LETTER FROM HOME – A very sad week

Dear Family and Friends,
It has been a very sad week for Zimbabwe. After two months of hints, whispers and promises, yet another opportunity to help Zimbabwe has come to nothing. They were all there at the AU meeting in the Gambia, all Africa's Big Men. They were joined by the

leaders of Iran and Venezuela and UN Secretary General Kofi Annan was there too.
Between them all, however, none was able to step forward with empathy, compassion and courage to speak out and stand up for ordinary men, women and children of Zimbabwe.
Just a few months from the end of his term of office, and despite having agreed to be a mediator for Zimbabwe, Kofi Annan went back on his word at the last moment. A few weeks ago South African President Thabo Mbeki also backed away from standing up for his next door neighbours. Mbeki, christened by America as the Point Man on Zimbabwe, and after years of exceedingly Quiet Diplomacy, said he was looking forward to Annan taking the lead in assisting Zimbabwe. Now, tragically, it is all over before it even began.

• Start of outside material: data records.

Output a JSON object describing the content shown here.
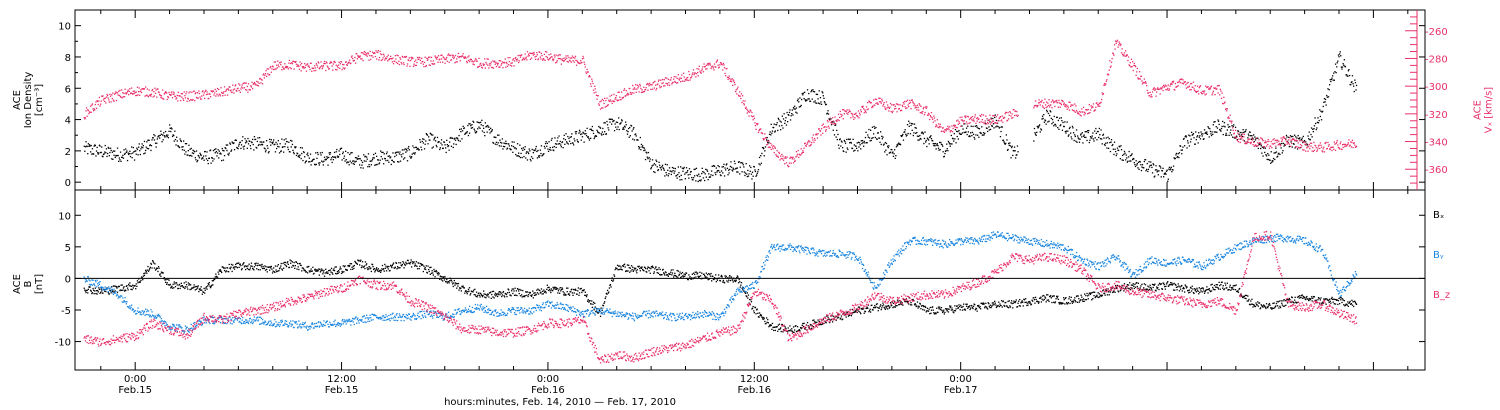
{
  "colors": {
    "black": "#000000",
    "pink": "#e8306a",
    "blue": "#1a86e0",
    "frame": "#000000"
  },
  "chart_data": [
    {
      "type": "scatter",
      "panel": "top",
      "ylabel_left_lines": [
        "ACE",
        "Ion Density",
        "[cm⁻³]"
      ],
      "ylabel_right_lines": [
        "ACE",
        "Vₓ [km/s]"
      ],
      "ylim_left": [
        -0.5,
        11
      ],
      "ylim_right": [
        -375,
        -245
      ],
      "yticks_left": [
        0,
        2,
        4,
        6,
        8,
        10
      ],
      "yticks_right": [
        -360,
        -340,
        -320,
        -300,
        -280,
        -260
      ],
      "series": [
        {
          "axis": "left",
          "color": "#000000",
          "x": [
            -3,
            -2,
            -1,
            0,
            1,
            2,
            3,
            4,
            5,
            6,
            7,
            8,
            9,
            10,
            11,
            12,
            13,
            14,
            15,
            16,
            17,
            18,
            19,
            20,
            21,
            22,
            23,
            24,
            25,
            26,
            27,
            28,
            29,
            30,
            31,
            32,
            33,
            34,
            35,
            36,
            37,
            38,
            39,
            40,
            41,
            42,
            43,
            44,
            45,
            46,
            47,
            48,
            49,
            50,
            51,
            52,
            53,
            54,
            55,
            56,
            57,
            58,
            59,
            60,
            61,
            62,
            63,
            64,
            65,
            66,
            67,
            68,
            69,
            70,
            71
          ],
          "values": [
            2.2,
            2.0,
            1.8,
            1.9,
            2.6,
            3.3,
            2.0,
            1.6,
            1.8,
            2.6,
            2.5,
            2.3,
            2.4,
            1.6,
            1.5,
            1.8,
            1.3,
            1.6,
            1.6,
            1.9,
            2.8,
            2.2,
            3.2,
            3.7,
            2.8,
            2.2,
            1.8,
            2.4,
            2.7,
            3.0,
            3.4,
            3.8,
            3.1,
            1.2,
            0.7,
            0.6,
            0.5,
            0.8,
            1.0,
            0.6,
            3.5,
            4.2,
            5.7,
            5.4,
            2.3,
            2.4,
            3.3,
            1.7,
            3.6,
            2.7,
            2.1,
            3.4,
            3.2,
            4.0,
            1.8,
            2.6,
            4.3,
            3.6,
            2.8,
            3.1,
            2.1,
            1.5,
            0.9,
            0.5,
            2.6,
            3.1,
            3.6,
            3.2,
            2.8,
            1.6,
            2.7,
            2.5,
            4.6,
            8.0,
            5.9
          ],
          "spread": 0.45,
          "gaps": [
            [
              51.3,
              52.2
            ]
          ]
        },
        {
          "axis": "right",
          "color": "#e8306a",
          "x": [
            -3,
            -2,
            -1,
            0,
            1,
            2,
            3,
            4,
            5,
            6,
            7,
            8,
            9,
            10,
            11,
            12,
            13,
            14,
            15,
            16,
            17,
            18,
            19,
            20,
            21,
            22,
            23,
            24,
            25,
            26,
            27,
            28,
            29,
            30,
            31,
            32,
            33,
            34,
            35,
            36,
            37,
            38,
            39,
            40,
            41,
            42,
            43,
            44,
            45,
            46,
            47,
            48,
            49,
            50,
            51,
            52,
            53,
            54,
            55,
            56,
            57,
            58,
            59,
            60,
            61,
            62,
            63,
            64,
            65,
            66,
            67,
            68,
            69,
            70,
            71
          ],
          "values": [
            -320,
            -310,
            -306,
            -303,
            -304,
            -307,
            -307,
            -306,
            -304,
            -301,
            -300,
            -285,
            -284,
            -286,
            -285,
            -285,
            -278,
            -277,
            -280,
            -282,
            -282,
            -280,
            -279,
            -283,
            -283,
            -282,
            -277,
            -278,
            -281,
            -281,
            -313,
            -307,
            -302,
            -300,
            -296,
            -293,
            -287,
            -283,
            -303,
            -326,
            -345,
            -355,
            -343,
            -330,
            -320,
            -320,
            -310,
            -316,
            -312,
            -318,
            -333,
            -325,
            -323,
            -324,
            -320,
            -313,
            -312,
            -312,
            -318,
            -314,
            -268,
            -285,
            -305,
            -300,
            -297,
            -303,
            -302,
            -336,
            -340,
            -341,
            -339,
            -343,
            -344,
            -342,
            -341
          ],
          "spread": 3.5,
          "gaps": [
            [
              51.3,
              52.2
            ]
          ]
        }
      ]
    },
    {
      "type": "scatter",
      "panel": "bottom",
      "ylabel_left_lines": [
        "ACE",
        "B",
        "[nT]"
      ],
      "ylim": [
        -14.5,
        14
      ],
      "yticks": [
        -10,
        -5,
        0,
        5,
        10
      ],
      "zero_line": true,
      "legend_labels": [
        "Bₓ",
        "Bᵧ",
        "B_z"
      ],
      "series": [
        {
          "name": "Bₓ",
          "color": "#000000",
          "x": [
            -3,
            -2,
            -1,
            0,
            1,
            2,
            3,
            4,
            5,
            6,
            7,
            8,
            9,
            10,
            11,
            12,
            13,
            14,
            15,
            16,
            17,
            18,
            19,
            20,
            21,
            22,
            23,
            24,
            25,
            26,
            27,
            28,
            29,
            30,
            31,
            32,
            33,
            34,
            35,
            36,
            37,
            38,
            39,
            40,
            41,
            42,
            43,
            44,
            45,
            46,
            47,
            48,
            49,
            50,
            51,
            52,
            53,
            54,
            55,
            56,
            57,
            58,
            59,
            60,
            61,
            62,
            63,
            64,
            65,
            66,
            67,
            68,
            69,
            70,
            71
          ],
          "values": [
            -1.5,
            -2.0,
            -1.5,
            -1.0,
            2.5,
            -1.0,
            -1.0,
            -2.0,
            1.5,
            2.0,
            2.0,
            1.5,
            2.5,
            1.5,
            1.0,
            1.5,
            2.5,
            1.5,
            2.0,
            2.5,
            1.5,
            0.0,
            -1.5,
            -2.5,
            -2.5,
            -2.0,
            -2.5,
            -1.5,
            -2.0,
            -2.0,
            -5.5,
            2.0,
            1.5,
            1.5,
            1.0,
            0.5,
            0.5,
            0.0,
            0.0,
            -5.0,
            -7.5,
            -8.0,
            -7.5,
            -6.5,
            -6.0,
            -5.0,
            -4.5,
            -4.0,
            -3.5,
            -5.0,
            -5.0,
            -4.5,
            -4.5,
            -4.0,
            -4.0,
            -3.5,
            -3.0,
            -3.5,
            -3.0,
            -2.5,
            -1.5,
            -1.0,
            -1.5,
            -1.0,
            -1.5,
            -2.0,
            -1.0,
            -1.5,
            -4.0,
            -4.5,
            -3.5,
            -3.0,
            -3.5,
            -3.5,
            -4.0
          ],
          "spread": 0.6
        },
        {
          "name": "Bᵧ",
          "color": "#1a86e0",
          "x": [
            -3,
            -2,
            -1,
            0,
            1,
            2,
            3,
            4,
            5,
            6,
            7,
            8,
            9,
            10,
            11,
            12,
            13,
            14,
            15,
            16,
            17,
            18,
            19,
            20,
            21,
            22,
            23,
            24,
            25,
            26,
            27,
            28,
            29,
            30,
            31,
            32,
            33,
            34,
            35,
            36,
            37,
            38,
            39,
            40,
            41,
            42,
            43,
            44,
            45,
            46,
            47,
            48,
            49,
            50,
            51,
            52,
            53,
            54,
            55,
            56,
            57,
            58,
            59,
            60,
            61,
            62,
            63,
            64,
            65,
            66,
            67,
            68,
            69,
            70,
            71
          ],
          "values": [
            0.0,
            -1.0,
            -2.5,
            -5.0,
            -5.5,
            -7.5,
            -8.0,
            -6.5,
            -6.5,
            -6.5,
            -6.5,
            -7.0,
            -7.0,
            -7.5,
            -7.0,
            -7.0,
            -6.5,
            -6.0,
            -6.0,
            -6.0,
            -5.5,
            -6.0,
            -5.0,
            -4.5,
            -5.5,
            -5.0,
            -5.0,
            -4.0,
            -4.5,
            -5.5,
            -5.0,
            -5.5,
            -6.0,
            -5.5,
            -6.0,
            -6.0,
            -5.5,
            -6.0,
            -2.0,
            -1.0,
            5.0,
            5.0,
            4.5,
            4.0,
            4.0,
            3.5,
            -1.5,
            3.0,
            6.0,
            6.0,
            5.5,
            6.0,
            6.0,
            7.0,
            6.5,
            6.0,
            5.5,
            5.0,
            3.0,
            2.0,
            3.5,
            0.5,
            3.0,
            2.5,
            3.0,
            2.0,
            3.5,
            5.0,
            6.0,
            6.5,
            6.5,
            6.0,
            4.5,
            -2.5,
            1.0
          ],
          "spread": 0.6
        },
        {
          "name": "B_z",
          "color": "#e8306a",
          "x": [
            -3,
            -2,
            -1,
            0,
            1,
            2,
            3,
            4,
            5,
            6,
            7,
            8,
            9,
            10,
            11,
            12,
            13,
            14,
            15,
            16,
            17,
            18,
            19,
            20,
            21,
            22,
            23,
            24,
            25,
            26,
            27,
            28,
            29,
            30,
            31,
            32,
            33,
            34,
            35,
            36,
            37,
            38,
            39,
            40,
            41,
            42,
            43,
            44,
            45,
            46,
            47,
            48,
            49,
            50,
            51,
            52,
            53,
            54,
            55,
            56,
            57,
            58,
            59,
            60,
            61,
            62,
            63,
            64,
            65,
            66,
            67,
            68,
            69,
            70,
            71
          ],
          "values": [
            -9.5,
            -10.0,
            -9.5,
            -9.0,
            -7.0,
            -8.0,
            -9.0,
            -6.0,
            -6.5,
            -5.5,
            -5.0,
            -4.5,
            -3.5,
            -3.0,
            -2.0,
            -1.5,
            0.0,
            -1.0,
            -1.0,
            -3.5,
            -4.5,
            -6.0,
            -8.0,
            -8.0,
            -8.5,
            -8.5,
            -8.0,
            -7.0,
            -7.0,
            -6.5,
            -13.0,
            -12.0,
            -12.5,
            -11.5,
            -11.0,
            -10.5,
            -9.5,
            -8.5,
            -8.0,
            -2.0,
            -3.5,
            -9.5,
            -8.0,
            -6.5,
            -5.5,
            -4.5,
            -2.5,
            -3.5,
            -3.0,
            -2.5,
            -2.5,
            -1.5,
            -0.5,
            1.0,
            3.5,
            3.0,
            3.5,
            3.0,
            1.5,
            -1.5,
            -1.0,
            -2.0,
            -2.5,
            -3.0,
            -3.5,
            -4.0,
            -3.5,
            -5.0,
            6.5,
            7.0,
            -4.0,
            -4.5,
            -4.0,
            -5.5,
            -6.5
          ],
          "spread": 0.7
        }
      ]
    }
  ],
  "x_axis": {
    "xlim": [
      -3.5,
      75
    ],
    "ticks": [
      {
        "hour": 0,
        "top": "0:00",
        "bottom": "Feb.15"
      },
      {
        "hour": 12,
        "top": "12:00",
        "bottom": "Feb.15"
      },
      {
        "hour": 24,
        "top": "0:00",
        "bottom": "Feb.16"
      },
      {
        "hour": 36,
        "top": "12:00",
        "bottom": "Feb.16"
      },
      {
        "hour": 48,
        "top": "0:00",
        "bottom": "Feb.17"
      }
    ],
    "minor_step_hours": 2,
    "title": "hours:minutes, Feb. 14, 2010 — Feb. 17, 2010"
  }
}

Speaking from Gambia last week Annan neatly passed the buck on to ex Tanzanian President Benjamin Mkapa. He said: “I told him (Mugabe) I was committed to helping Zimbabwe and the people of Zimbabwe and would support the work of the mediator.” Annan had the chance to show real and heroic leadership as his term of office comes to an end but he chose otherwise. He concluded by saying: “We both agreed that he (Mkapa) should be given the time and space to do his work.”
It is beyond belief that he could talk about time and space six years into Zimbabwe’s crisis. It was his own office that said 700 000 homes were destroyed and two and half million people lost their livelihoods just a year ago in the Zimbabwe government’s Operation Murambatsvina.
There is no time left in Zimbabwe – that is plain for everyone to see. Eight out of every 10 people here are unemployed; we have the lowest life expectancy and the highest inflation rate in the world. Four hundred and eighty people die in Zimbabwe every single day from AIDS. This figure is the bare minimum and to my knowledge is now at least a year out of date. It does not include needless deaths from inadequate food, shelter or medical care.
There is no space left in Zimbabwe either – emotions are at breaking point, frustration and anger is uppermost and democracy is being taught with sticks, stones, machetes and fists. This week we heard with shock that five members of the Mutambara-led faction of the MDC had been brutally attacked by a mob. Four people were hurt, worst of all 61 year old MP Trudy Stevenson who was left with a deep gash to the back of her head, broken arm bones and a fractured cheek bone.